ISI

Canal synthétique de la IIème Internationale Situationniste Immédiatiste.

mercredi 25 janvier 2012

La recherche de la liberté - se tenir dans la vérité .

(Easy Rider)


Ce qu'est la liberté est pour la pensée un mystère et pour la vie une évidence vécue . Il en est de même pour le regard de l'Aimée - comme si nous nous étions élevés jusqu’à Celui qui nous a conçus .

Un mystère pour la pensée, encore aujourd'hui, parce qu'il est de la nature de la pensée cohérente d'être linéaire et continue, d'avoir une logique, c'est à dire une causalité interne en acte qui en fait une partie d'une sphère . La ligne de la phrase est la manifestation temporelle d'une cohésion idéale éternelle . Si même il était possible en théorie une pensée d'évolution libre, cette pensée serait incohérente, à la limite inintelligible, un cadavre exquis . Elle ne serait pas, d'ailleurs, nécessairement puissante, mais reflet de l'incohérence insaisissable de l'éphémère, et pourrait être vacuité et image de la vacuité . La pensée, dans la forme du Verbe, est le logos commun vu déjà par Héraclite – elle n'est pas le lieu de l'individuation humaine, mais de la communauté et de l'union construite par la communication même . Cette fonction de média de communication généralisé de la langue est évidente, mais pourtant contraire à certaines idéologies modernes .

Ce point mérite d'être approfondi . Il est évident qu'une pensée de la nature de la langue comme lieu de formulation indéfinie de systèmes du monde différents et individuels – une utopie moderne disons deleuzienne - présenterait deux écueils au moins : tout d'abord, elle rendrait si elle était sincère dans sa finalité la communication extrêmement difficile, voire impensable, par manque de réduction de l'incertitude par l'implicite partagé de tout acte de communication ; mais surtout elle est, dans sa pratique effective en acte, l'oubli ou le voilement volontaire de son caractère matriciel, à savoir que comme matrice unique de production de sous-systèmes communicants, elle ne serait rien d'autre qu'une figure de l'ancienne métaphysique cachant la forêt derrière les arbres – ou la nouvelle Église universelle de la différence .

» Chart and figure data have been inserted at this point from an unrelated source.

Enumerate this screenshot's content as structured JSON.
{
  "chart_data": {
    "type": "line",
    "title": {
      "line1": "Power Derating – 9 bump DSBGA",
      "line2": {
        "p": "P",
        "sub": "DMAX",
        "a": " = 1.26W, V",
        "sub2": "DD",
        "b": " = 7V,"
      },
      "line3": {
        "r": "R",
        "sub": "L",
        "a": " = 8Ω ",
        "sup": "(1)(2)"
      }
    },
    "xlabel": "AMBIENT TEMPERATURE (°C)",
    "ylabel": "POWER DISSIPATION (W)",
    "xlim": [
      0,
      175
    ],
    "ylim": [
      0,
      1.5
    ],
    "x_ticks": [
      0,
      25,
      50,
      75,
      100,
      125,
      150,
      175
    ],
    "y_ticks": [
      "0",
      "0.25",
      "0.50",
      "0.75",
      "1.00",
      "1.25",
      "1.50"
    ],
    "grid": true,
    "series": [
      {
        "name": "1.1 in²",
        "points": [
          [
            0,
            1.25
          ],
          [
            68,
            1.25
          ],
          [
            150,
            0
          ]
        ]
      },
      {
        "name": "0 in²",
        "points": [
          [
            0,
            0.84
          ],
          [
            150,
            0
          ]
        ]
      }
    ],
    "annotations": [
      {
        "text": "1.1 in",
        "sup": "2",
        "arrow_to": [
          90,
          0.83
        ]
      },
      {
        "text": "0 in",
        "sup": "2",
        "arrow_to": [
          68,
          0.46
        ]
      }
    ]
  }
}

Les pensées qui peuvent être nommées comme deleuziennes par idéal-type plus que par lecture effective sont des sphères organisant un voilement de la vérité – les formulations d'une idéologie, et non d'une pensée . Elles évoquent la diversité dans une unité matricielle effective, selon une double contrainte typique . Cette double contrainte est évidente dans mille plateaux, quand il s'agit d'établir un mode de classification qui n'ait pas les contraintes unificatrices et hiérarchisantes des classifications par arborescences, tout en classant ce mode de classification, le rhizome, au sommet hiérarchique des modes de classification – c'est à dire quand la finalité explicite du travail sur les classifications hiérarchiques est nié par la pratique effective de la classification des classifications qui s'effectue dans le discours . Dire : le rhizome est le seul mode de classification non-fasciste est en effet dire le rhizome est le meilleur mode de classification, non ?

L'idéologie du « surgissement de la différence » a donc deux faces : un explicite hétérophile, et un implicite de normalisation et de neutralisation de la différence qui fonde une unité matricielle, la matrice de toutes les différences légitimes . Unité matricielle au nom du Bien – le vivre ensemble, le respect des différences - qui ne cesse de se nier comme unité moralisatrice, et donc unification, domination d'un logos idéologique qui désigne toute négation comme fasciste – Cette pensée du « surgissement de la différence » ne respecte-t-elle pas par principe toutes les différences ? Comment pourrait-on sans mauvaise folie typique des hérétiques lui prêter les caractères d'une pensée autoritaire, sinon totalitaire ?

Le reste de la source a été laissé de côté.